Even a residual income analysis, standing alone, does not offer the necessary protection.
Even a residual income analysis, standing alone, does not offer the necessary protection. Fotolia

Many lenders touting so-called safe origination practices for loans made outside the legal safe harbor for "qualified mortgages" are relying upon practices that are simply insufficient to protect them legally.

Most are using approaches that focus upon one particular area of risk (ignoring the others). In some cases lenders are also using “safeguards” that regurgitate old protections that did not work before and will not work in the future. 

For instance, lenders relying upon 24 months of bank statements to verify income on a non QM loan may well be guarding against claims that the lender did not verify income. However, if the borrowers' true expenses are not accounted for, the income-based verification will not establish the ability to repay as it examines only one part of the equation.

Other lenders are using forms for borrowers to sign to certify the borrower’s ability to repay. Such disclosures are more of the same – documents that get added to the stack that borrowers have to sign to get the loan – and they suffer the same shortcomings that made them ineffective in the past.

Even a residual income analysis, standing alone, does not offer the necessary protection. Such an analysis does not guard against the “I did not understand” or “they did not tell me” claims that would enable borrowers to back-door into a non QM-based defense.

Indeed, if a borrower claims the lender failed to explain a loan was adjustable or that the good faith estimate was filled out after they signed it, or that they were promised a refinance —all of these claims will allow a borrower to assert an ability to repay defense to a non QM loan as an alternative theory for a jury to consider. A jury that believes a borrower was misled will have little problem concluding that the lender lacked the requisite belief in the borrower’s ability to repay.

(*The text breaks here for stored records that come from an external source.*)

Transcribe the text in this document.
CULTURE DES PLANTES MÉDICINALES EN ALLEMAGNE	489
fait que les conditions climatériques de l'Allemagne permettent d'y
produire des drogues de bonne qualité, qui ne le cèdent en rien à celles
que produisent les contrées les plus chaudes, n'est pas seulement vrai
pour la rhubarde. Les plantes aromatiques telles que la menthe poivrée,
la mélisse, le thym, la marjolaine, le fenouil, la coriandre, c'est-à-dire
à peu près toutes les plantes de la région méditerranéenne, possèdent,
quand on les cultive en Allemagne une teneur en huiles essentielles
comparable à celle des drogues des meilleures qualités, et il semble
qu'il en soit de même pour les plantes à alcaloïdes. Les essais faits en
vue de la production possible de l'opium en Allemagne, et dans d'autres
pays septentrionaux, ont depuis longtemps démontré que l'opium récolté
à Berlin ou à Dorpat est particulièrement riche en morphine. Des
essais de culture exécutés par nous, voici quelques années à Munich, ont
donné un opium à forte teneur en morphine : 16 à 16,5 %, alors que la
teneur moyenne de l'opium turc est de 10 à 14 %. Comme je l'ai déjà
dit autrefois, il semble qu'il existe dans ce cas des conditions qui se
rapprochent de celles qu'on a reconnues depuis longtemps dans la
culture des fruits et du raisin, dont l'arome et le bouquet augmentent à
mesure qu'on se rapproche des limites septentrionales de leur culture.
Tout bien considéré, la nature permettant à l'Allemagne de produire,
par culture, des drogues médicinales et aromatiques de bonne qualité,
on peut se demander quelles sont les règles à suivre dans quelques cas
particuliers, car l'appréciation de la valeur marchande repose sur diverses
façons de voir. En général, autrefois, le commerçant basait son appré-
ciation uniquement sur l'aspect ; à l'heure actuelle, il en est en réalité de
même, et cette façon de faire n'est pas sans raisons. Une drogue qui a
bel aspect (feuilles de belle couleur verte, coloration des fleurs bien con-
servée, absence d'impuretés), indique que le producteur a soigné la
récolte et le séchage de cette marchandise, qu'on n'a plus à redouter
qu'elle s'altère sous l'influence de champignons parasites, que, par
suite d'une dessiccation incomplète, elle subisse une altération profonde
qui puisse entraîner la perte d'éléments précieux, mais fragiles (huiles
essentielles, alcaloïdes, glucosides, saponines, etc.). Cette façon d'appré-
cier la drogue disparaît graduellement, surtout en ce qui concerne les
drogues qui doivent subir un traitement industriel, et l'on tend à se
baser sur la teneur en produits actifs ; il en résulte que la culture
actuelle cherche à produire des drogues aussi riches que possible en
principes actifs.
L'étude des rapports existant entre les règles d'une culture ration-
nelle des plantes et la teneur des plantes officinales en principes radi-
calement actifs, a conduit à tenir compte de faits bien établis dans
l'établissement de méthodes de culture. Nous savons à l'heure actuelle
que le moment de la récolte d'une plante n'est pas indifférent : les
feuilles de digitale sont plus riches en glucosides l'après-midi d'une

The bottom line is that in order to safely originate a non QM loan, a lender needs to develop procedures that better document the loan file, utilize third party or independent oversight, and address income/expenses in a common sense matter that allow average persons to recognize the lender was legitimately trying to make the right decision.

“Good faith" is not difficult to demonstrate as long as the procedures that lead to the decision are demonstrably above board and insulated from self-interest.